1.2.3 BLASTP results

This part shows the similarity and alignment quality between the query sequence and each aligned sequence in the database through a Chord diagram. The color changes in the figure indicate the intensity of different matches. The darker the color, the stronger the match.

BLASTP graphical result display.

Figure 1.6: BLASTP graphical result display.

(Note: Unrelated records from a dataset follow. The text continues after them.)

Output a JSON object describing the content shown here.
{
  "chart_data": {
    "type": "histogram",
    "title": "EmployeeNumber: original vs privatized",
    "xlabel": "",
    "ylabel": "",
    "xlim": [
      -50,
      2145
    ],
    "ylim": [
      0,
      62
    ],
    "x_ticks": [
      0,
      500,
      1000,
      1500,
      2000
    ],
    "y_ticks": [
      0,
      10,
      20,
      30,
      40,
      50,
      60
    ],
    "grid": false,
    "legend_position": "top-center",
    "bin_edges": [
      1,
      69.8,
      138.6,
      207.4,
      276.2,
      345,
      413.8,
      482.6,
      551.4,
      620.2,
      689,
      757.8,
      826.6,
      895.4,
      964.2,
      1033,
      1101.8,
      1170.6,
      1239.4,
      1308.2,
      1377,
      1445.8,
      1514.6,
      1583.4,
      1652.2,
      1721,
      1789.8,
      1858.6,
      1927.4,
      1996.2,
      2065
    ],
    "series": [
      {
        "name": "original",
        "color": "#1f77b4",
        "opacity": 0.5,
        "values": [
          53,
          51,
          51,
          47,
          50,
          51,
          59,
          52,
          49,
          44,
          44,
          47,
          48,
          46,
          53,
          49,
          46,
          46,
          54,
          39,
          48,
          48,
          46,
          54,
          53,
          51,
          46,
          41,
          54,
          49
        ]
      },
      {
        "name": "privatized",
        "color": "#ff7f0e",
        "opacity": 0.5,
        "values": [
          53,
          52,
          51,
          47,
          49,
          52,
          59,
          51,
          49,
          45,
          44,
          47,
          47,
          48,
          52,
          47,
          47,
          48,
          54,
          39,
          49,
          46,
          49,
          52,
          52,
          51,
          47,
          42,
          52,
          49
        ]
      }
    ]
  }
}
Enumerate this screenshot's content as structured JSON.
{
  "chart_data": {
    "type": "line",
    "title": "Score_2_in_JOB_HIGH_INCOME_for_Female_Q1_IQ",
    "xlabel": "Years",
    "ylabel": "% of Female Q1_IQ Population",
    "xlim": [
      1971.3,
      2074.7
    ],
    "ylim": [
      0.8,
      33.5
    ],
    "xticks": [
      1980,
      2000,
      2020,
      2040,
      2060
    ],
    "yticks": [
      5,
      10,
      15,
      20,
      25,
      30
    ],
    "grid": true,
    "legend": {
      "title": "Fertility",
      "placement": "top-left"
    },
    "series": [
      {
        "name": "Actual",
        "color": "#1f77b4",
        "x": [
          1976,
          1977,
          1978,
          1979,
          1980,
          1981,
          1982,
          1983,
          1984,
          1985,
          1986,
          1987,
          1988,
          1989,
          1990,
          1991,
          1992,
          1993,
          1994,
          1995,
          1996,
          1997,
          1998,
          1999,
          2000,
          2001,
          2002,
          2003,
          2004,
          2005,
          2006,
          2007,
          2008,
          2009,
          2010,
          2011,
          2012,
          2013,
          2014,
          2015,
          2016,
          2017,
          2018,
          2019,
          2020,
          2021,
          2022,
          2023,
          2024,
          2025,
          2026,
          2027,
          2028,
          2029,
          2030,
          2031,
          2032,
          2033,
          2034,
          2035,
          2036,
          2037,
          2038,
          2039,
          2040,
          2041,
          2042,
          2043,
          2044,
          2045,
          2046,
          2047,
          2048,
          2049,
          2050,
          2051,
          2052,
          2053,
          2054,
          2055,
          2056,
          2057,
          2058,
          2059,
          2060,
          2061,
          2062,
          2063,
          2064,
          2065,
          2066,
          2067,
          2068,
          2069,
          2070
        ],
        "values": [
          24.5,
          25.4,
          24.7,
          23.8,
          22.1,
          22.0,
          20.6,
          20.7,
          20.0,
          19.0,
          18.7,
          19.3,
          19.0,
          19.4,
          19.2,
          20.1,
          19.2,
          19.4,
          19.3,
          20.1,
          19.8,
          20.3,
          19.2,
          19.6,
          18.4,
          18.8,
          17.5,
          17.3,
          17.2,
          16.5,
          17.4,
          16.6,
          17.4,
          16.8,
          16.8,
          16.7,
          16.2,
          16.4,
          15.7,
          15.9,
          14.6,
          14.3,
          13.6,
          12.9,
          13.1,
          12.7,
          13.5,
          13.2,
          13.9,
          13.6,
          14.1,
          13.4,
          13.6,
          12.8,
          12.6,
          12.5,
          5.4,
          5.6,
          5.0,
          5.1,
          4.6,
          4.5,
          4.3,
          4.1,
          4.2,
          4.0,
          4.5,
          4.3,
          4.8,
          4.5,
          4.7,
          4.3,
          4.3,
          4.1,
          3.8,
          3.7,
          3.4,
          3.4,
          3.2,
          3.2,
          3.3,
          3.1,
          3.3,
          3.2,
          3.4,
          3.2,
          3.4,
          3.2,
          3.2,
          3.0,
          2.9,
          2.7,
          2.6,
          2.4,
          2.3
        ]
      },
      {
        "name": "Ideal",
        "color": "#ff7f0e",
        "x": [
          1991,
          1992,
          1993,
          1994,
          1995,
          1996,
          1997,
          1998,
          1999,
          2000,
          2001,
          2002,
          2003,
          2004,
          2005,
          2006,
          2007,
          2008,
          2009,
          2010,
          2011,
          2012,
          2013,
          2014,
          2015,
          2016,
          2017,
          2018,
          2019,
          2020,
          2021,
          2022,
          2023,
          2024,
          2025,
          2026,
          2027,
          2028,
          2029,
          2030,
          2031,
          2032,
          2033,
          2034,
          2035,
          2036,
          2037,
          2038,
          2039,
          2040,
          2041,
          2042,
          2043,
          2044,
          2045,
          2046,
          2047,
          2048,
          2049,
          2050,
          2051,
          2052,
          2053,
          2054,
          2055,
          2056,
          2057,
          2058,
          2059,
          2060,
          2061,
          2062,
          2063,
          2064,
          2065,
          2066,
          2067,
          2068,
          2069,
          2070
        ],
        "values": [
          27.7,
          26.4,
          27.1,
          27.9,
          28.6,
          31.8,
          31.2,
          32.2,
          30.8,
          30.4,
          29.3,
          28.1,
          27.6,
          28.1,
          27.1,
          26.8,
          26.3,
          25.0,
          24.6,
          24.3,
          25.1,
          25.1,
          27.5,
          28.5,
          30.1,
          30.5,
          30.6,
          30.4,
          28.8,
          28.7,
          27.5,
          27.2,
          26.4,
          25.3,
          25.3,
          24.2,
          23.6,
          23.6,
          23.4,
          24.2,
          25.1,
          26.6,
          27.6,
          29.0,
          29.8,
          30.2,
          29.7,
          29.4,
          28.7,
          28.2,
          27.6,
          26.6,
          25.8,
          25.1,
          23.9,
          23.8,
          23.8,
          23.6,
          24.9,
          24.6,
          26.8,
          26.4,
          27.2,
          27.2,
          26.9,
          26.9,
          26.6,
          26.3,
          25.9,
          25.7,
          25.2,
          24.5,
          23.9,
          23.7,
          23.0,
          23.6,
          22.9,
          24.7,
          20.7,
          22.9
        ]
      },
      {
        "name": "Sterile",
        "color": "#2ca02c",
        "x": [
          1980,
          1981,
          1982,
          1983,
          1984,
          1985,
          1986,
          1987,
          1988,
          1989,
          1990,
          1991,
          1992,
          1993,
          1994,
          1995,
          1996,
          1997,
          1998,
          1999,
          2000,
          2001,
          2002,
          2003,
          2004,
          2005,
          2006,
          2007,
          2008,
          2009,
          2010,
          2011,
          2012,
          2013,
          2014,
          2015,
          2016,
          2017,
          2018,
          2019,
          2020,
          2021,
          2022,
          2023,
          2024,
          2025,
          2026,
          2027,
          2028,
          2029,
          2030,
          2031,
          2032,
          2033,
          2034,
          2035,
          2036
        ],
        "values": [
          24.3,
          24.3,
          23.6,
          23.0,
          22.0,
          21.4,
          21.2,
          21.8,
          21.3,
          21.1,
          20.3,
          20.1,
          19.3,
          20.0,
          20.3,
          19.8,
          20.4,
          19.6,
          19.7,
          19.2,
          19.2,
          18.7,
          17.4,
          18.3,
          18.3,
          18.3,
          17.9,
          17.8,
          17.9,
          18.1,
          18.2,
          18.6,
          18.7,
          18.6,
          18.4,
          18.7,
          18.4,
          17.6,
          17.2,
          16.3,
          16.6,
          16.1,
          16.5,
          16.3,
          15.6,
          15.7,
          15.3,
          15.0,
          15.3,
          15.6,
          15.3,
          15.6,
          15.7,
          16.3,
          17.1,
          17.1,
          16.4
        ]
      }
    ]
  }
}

1.2.4 Detailed Explanation of the BLASTP Results

(1)Query In the Query section, the query sequence query_1 is used for comparison with the amino acid sequence in the database. The length of the query is 120. (2)Length Distribution of Matching Hit Sequences The bar chart in this section shows the distribution of the lengths of each sequence that matches the query sequence in the database. The bar chart shows strong matches (longer bars) and weak matches (shorter bars), helping users understand which alignments are more significant. (3) Hit sequences producing significant alignments In this section, you can see the top sequences in the database that match the query sequence: Query Coverage: The percentage by which each aligned sequence covers the query sequence. For example, the coverage rate of the first two matching sequences is 100%, indicating complete alignment. Total Score and E-value: These two indicators measure the quality of the alignment. The smaller the E-value, the more significant the alignment result. The alignment result with an E-value of 2.16e-86 indicates that the matching is very significant and is unlikely to have occurred randomly. Identity: Displays the percentage of similarity between the query sequence and the matching sequence. The similarity of the first few matching sequences is 100%, which means they are exactly the same as the query sequence. Sequence name: The name of each matching sequence, for example, ref: NP_001298638.1 and ref: NP_001298638.1 tubulin beta-3 chain [Eucalyptus grandis] etc., providing specific sequence information. (4)Detailed alignment region The specific alignment information shows the alignment between the query sequence and the matching sequence, including the start and end positions of each alignment. For each matching result, you can see the actual alignment of the query sequence and the matching sequence (using lowercase letters to represent mismatched regions and uppercase letters to represent matched parts). (5) Amino acid sequence alignment of query and matching sequences The alignment region shows the amino acid alignment of the query sequence and the matching sequence at their respective positions. For example, the AAGATCG... of the query sequence aligns with the AFRGQ... of the matching sequence, showing similarities and differences.

BLASTP detailed results.

Figure 1.7: BLASTP detailed alignment results.